No. 4 Review the Annual CEO Evaluation Process
Historically, CEO evaluations were relatively superficial. Over the past decade, the public outcry on executive compensation has caused nearly all boards to put some sort of formal performance appraisal in place for the CEO. These range in style from an appraisal form with enough goals and measures to make anyone dizzy to a brief conversation about the financial results the company plugs into the bonus metrics. Most new CEOs don't ask about this until the end of their first year—and many end up shocked by what they discover.

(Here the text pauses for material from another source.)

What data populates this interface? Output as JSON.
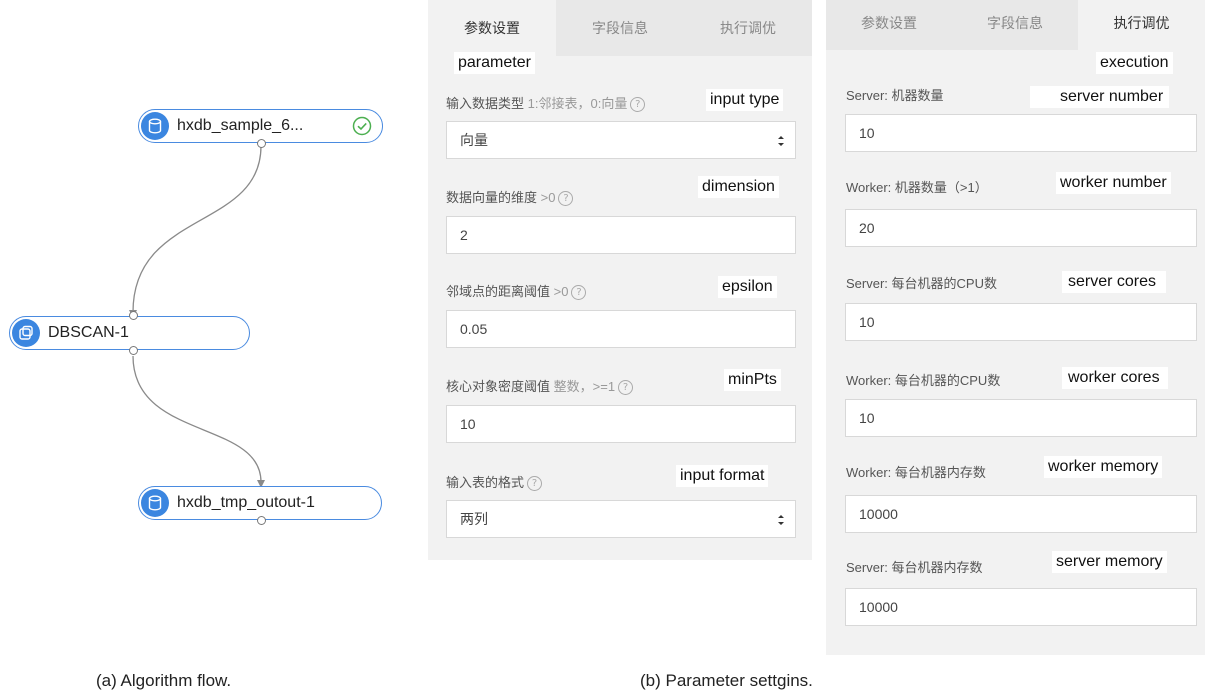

No. 5 Develop an Emergency CEO Succession Plan
Up to now, your board probably had a pretty good emergency succession plan in case your predecessor got hit by a bus. You were the plan. But once the CEO transition is completed, the emergency plan needs a rework. This issue is undoubtedly on the minds of your directors; they're probably wondering how to raise it with you in a way that won't give offense. Save them the trouble; get it onto the board agenda yourself. Not only will this exercise leave your board better prepared if your snowboard really does head over a cliff; it also enables you to gain invaluable insights into how your board members view your executive team. Many CEOs have been startled by the board's perceptions of their direct reports once this dialogue opens up.
The hallmarks of a constructive CEO-board relationship are trust, mutual respect, openness, and candor. Never forget that the board of directors sets the tone at the top of your company. If you seek to foster a corporate culture of vibrancy and innovation, but you find your board climate stuffy and uninspiring, you need to do something about that. But save that work for your second year as CEO.